TSB Issues De-Icing Warning

The Transportation Safety Board says aircraft frequently fly without effective de-icing and it’s calling on Transport Canada to improve de-icing services at remote airports across the country.  The TSB said it surveyed pilots across the North and found that many planes in commercial service never get de-iced. “Almost 40 per cent of participating pilots said that they are rarely or never able to have their aircraft effectively de-iced at remote airports,” said TSB investigator David Ross. “This is not a small problem. Since many remote airports can have an icing season of ten months or more, the risk, frankly, is substantial.” 
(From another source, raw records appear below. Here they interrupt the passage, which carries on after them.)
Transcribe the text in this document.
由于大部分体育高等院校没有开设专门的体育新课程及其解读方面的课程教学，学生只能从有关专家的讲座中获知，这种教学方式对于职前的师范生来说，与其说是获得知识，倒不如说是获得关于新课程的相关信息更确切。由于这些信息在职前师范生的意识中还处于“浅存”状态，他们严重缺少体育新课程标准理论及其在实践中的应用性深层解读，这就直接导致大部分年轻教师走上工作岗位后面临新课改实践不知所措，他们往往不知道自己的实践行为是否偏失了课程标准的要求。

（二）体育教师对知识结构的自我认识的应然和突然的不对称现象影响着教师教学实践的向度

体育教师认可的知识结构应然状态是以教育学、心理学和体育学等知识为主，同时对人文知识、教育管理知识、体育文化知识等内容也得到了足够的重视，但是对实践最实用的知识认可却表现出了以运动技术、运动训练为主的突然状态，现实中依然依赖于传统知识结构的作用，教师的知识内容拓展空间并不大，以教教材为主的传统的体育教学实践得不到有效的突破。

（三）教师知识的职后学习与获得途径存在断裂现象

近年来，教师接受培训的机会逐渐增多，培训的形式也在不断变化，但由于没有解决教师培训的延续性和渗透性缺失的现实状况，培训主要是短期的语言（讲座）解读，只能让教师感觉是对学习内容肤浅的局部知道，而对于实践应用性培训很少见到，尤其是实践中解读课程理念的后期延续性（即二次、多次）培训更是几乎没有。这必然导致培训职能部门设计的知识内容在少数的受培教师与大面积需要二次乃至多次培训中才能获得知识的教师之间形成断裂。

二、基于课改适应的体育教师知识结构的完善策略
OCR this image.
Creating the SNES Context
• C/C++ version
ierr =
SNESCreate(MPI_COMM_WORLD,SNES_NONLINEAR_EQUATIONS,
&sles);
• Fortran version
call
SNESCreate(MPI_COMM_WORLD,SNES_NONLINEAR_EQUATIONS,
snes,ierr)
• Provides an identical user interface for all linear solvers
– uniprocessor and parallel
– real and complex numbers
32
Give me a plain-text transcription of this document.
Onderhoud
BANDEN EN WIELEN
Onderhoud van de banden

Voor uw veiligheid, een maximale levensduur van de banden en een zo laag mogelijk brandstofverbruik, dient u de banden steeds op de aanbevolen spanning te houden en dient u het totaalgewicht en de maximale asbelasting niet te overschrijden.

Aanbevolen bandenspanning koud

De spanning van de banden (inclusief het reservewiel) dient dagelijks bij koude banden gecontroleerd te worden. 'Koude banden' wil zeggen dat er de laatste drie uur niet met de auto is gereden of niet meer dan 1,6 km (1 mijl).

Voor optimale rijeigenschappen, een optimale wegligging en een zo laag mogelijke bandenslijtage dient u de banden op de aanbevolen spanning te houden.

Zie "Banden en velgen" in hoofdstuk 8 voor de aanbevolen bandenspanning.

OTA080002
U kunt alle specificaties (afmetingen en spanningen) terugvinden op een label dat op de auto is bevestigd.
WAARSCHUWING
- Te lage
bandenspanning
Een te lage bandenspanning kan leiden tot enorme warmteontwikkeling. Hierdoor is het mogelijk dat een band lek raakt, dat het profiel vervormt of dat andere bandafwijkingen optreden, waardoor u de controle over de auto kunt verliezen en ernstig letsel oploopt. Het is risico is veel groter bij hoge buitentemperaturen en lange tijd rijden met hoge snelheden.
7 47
Ross took the unusual, but not unprecedented, step of releasing the information as part of an ongoing investigation into the crash of a West Wind Aviation ATR 42-320 on takeoff from Fond-du-Lac Airport in northern Saskatchwan on Dec. 13, 2017. Nine passengers were seriously hurt and one died in hospital two weeks later. The aircraft had not been de-iced but since the investigation hasn’t been completed yet it’s not officially been cited as a cause. Regardless, the TSB thought it was important to get the word out about the state of de-icing in the North that resulted from its research into the crash. “During an investigation, at any time if we find any safety deficiencies, we don’t hesitate to communicate those,” a TSB spokesperson said Wednesday. “It doesn’t happen often but it happens from time to time.”